La villa teatro di una strage si trova al confine dei comuni di Altavilla Milicia e Casteldaccia, non distante dall’autostrada Palermo-Catania. Nell’abitazione si trovavano due nuclei familiari che stavano trascorrendo insieme la serata. Due persone, un uomo e una bambina, si sarebbero salvate perché uscite per andare ad acquistare dei dolci. Una terza persona rimasta fuori dalla casa ha lanciato l’allarme col cellulare aggrappandosi a un albero quando l’abitazione è stata sommersa dall’acqua. Le vittime sarebbero annegate perché l’acqua è arrivata veloce raggiungendo il soffitto.
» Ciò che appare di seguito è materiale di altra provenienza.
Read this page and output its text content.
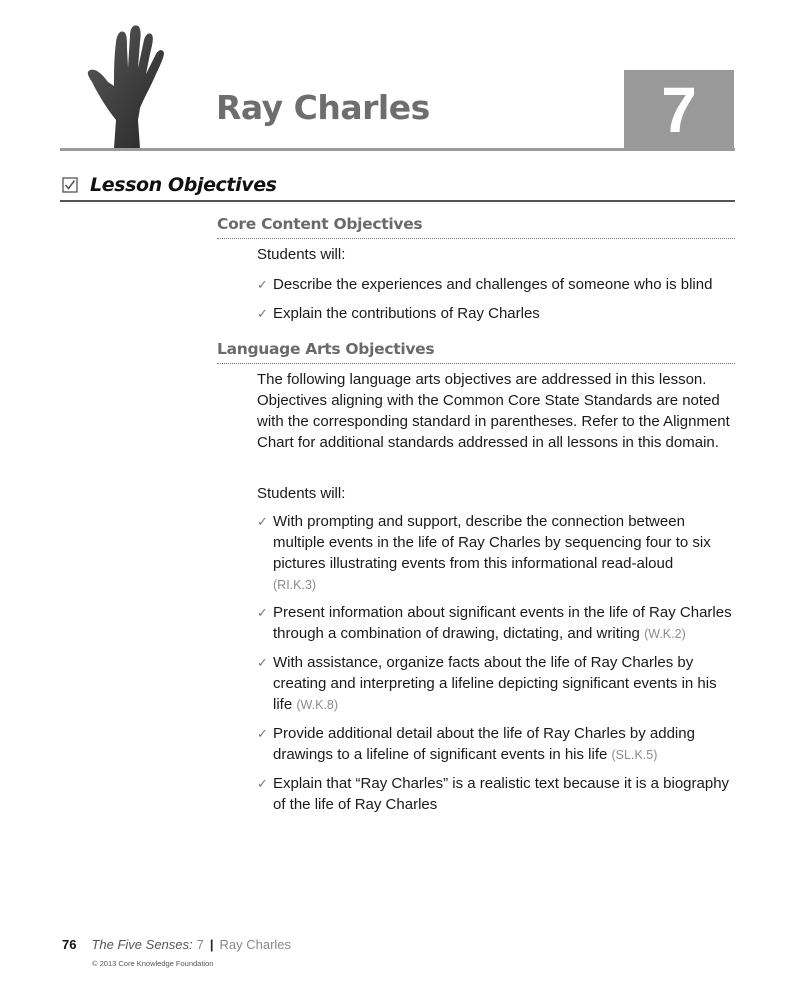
Ray Charles	7
Lesson Objectives
Core Content Objectives
Students will:
✓ Describe the experiences and challenges of someone who is blind
✓ Explain the contributions of Ray Charles
Language Arts Objectives
The following language arts objectives are addressed in this lesson. Objectives aligning with the Common Core State Standards are noted with the corresponding standard in parentheses. Refer to the Alignment Chart for additional standards addressed in all lessons in this domain.
Students will:
✓ With prompting and support, describe the connection between multiple events in the life of Ray Charles by sequencing four to six pictures illustrating events from this informational read-aloud
(RI.K.3)
✓ Present information about significant events in the life of Ray Charles through a combination of drawing, dictating, and writing (W.K.2)
✓ With assistance, organize facts about the life of Ray Charles by creating and interpreting a lifeline depicting significant events in his life (W.K.8)
✓ Provide additional detail about the life of Ray Charles by adding drawings to a lifeline of significant events in his life (SL.K.5)
✓ Explain that “Ray Charles” is a realistic text because it is a biography of the life of Ray Charles
76 The Five Senses: 7 | Ray Charles
© 2013 Core Knowledge Foundation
Alessandro Scavone, titolare di un distributore di carburanti, è stato invece trovato morto a Vicari: l’uomo insieme ad un’altra persona era andato a recuperare un giovane rimasto bloccato nella stazione di rifornimento; i tre su una stessa auto stavano rientrando verso le proprie abitazioni quando la vettura è stata travolta dalle acque del fiume San Leonardo: il giovane è riuscito a salvarsi lanciandosi dall’automobile, mentre la terza persona a bordo risulta dispersa. E disperso è anche Giuseppe Liotta, 40 anni, medico palermitano che si stava recando nell’ospedale di Corleone per prendere servizio: la sua auto è stata trovata in contrada Raviotta, tra Ficuzza e Corleone, sulla statale 118 interrotta in diversi punti per smottamenti ed allagamenti.